Po prostu nie pij. Juz na tym etapie dokonujesz swiadomego wyboru sytuacji, ktora zaistnieje pozniej. Natomiast co do alkoholu to widac ze zle dziala na obydwu z was. Akohol to uzywka, ktora zmienia postrzeganie, obniza prob moralny roznych dzialan, czesto dochodzi do utraty swiadomosci. I ten wybor. Jesli np. cos robimy, gdzies chodzimy, cos ogladamy, to rodzi to juz okreslone skutki na etapie wyboru i po tym. Nie mozna np. ogladajac porno nie byc podnieconym i nie dazyc potem do seksu. A wiec np. swiadomy wybor abstynecji seksulanej z koniecznosci (okreslony okres cyklu, choroba, inne wybory) wyklucza olgadanie porno i wprowadzanie w ten sposob czynnika sklaniajacego do wspolzycia. Czy prowadzenie glodowki i nekanie sie zapachami i obrazami jedzenia. Tak samo z sytuacjami molestowania, checi zrobienia czegos. Nalezy unikac czy to imprez czy alkoholu. W kwestii zdrady rozmow, flirtow, korespondencji, spotkan z plcia przeciwna, itp. Ten mechanizm dotyczy wszystkich dziedzin zycia. Co tu jest nie do zrozumienia?
W Twojej wypowiedzi jest dużo niejasności, ciężko zrozumieć w pewnym momencie jak to wszystko wygląda. Więc zadam Ci może pytanie, które nurtuje mnie teraz najbardziej i moim zdaniem jest na początku najbardziej istotne. Czy Twój chłopak namawia Ciebie na seks, gdy sam jest pijany, czy chodzi o to, że wykorzystuje Twoją słabość spowodowaną wypitym alkoholem?
Pożegnała bym takiego nachalnego chłopa!
Z tego co ja zrozumiałam, to on nie jest jest pijany i doskonale wie, że po alkoholu jest większa szansa, że cię zaciągnie do łóżka bez twojej zgody. Zwykła świnia. Powinnaś mu jasno dać do zrozumienia, że nie chcesz się spieszyć i potrzebujesz jeszcze trochę czasu.
W Twojej wypowiedzi jest dużo niejasności, ciężko zrozumieć w pewnym momencie jak to wszystko wygląda. Więc zadam Ci może pytanie, które nurtuje mnie teraz najbardziej i moim zdaniem jest na początku najbardziej istotne.
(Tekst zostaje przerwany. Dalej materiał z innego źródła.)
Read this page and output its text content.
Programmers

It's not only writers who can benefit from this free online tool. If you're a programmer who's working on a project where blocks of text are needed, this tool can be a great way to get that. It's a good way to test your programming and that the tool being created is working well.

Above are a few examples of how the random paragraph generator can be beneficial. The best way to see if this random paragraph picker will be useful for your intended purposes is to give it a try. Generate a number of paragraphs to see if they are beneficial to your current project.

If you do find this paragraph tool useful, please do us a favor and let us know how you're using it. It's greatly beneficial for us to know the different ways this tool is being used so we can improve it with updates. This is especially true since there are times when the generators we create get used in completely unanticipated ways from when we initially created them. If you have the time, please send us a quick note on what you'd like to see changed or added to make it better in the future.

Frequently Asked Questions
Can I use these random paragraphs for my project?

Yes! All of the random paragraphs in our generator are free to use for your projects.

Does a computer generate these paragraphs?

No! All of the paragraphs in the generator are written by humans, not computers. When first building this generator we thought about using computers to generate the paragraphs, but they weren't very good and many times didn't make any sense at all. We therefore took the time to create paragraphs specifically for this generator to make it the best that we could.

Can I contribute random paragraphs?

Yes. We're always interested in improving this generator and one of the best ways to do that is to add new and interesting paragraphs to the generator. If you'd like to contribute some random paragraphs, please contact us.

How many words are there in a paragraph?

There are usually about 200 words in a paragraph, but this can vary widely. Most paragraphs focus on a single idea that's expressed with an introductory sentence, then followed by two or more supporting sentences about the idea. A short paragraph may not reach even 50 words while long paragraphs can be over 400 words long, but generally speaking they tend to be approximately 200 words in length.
Czy Twój chłopak namawia Ciebie na seks, gdy sam jest pijany, czy chodzi o to, że wykorzystuje Twoją słabość spowodowaną wypitym alkoholem?
on nie jest wtedy pijany zazwyczaj
Podstawowe pytanie:dlaczego z nim jesteś?
Podstawowe pytanie:dlaczego z nim jesteś?
Kocham go chyba , właściwie nie jestem pewna swoich uczuć , chyba za bardzo sie do niego przywiązałam wiem że to zły powód do bycia z kimś ale nie umiem zerwać
Kocham go chyba , właściwie nie jestem pewna swoich uczuć , chyba za bardzo sie do niego przywiązałam wiem że to zły powód do bycia z kimś ale nie umiem zerwać
Po takich akcjach jak opisałas, to żadna kobieta nie mogłaby być pewna swych uczuć, a większość by zmiatała, gdzie pieprz rośnie, byle dalej od takiego kolesia.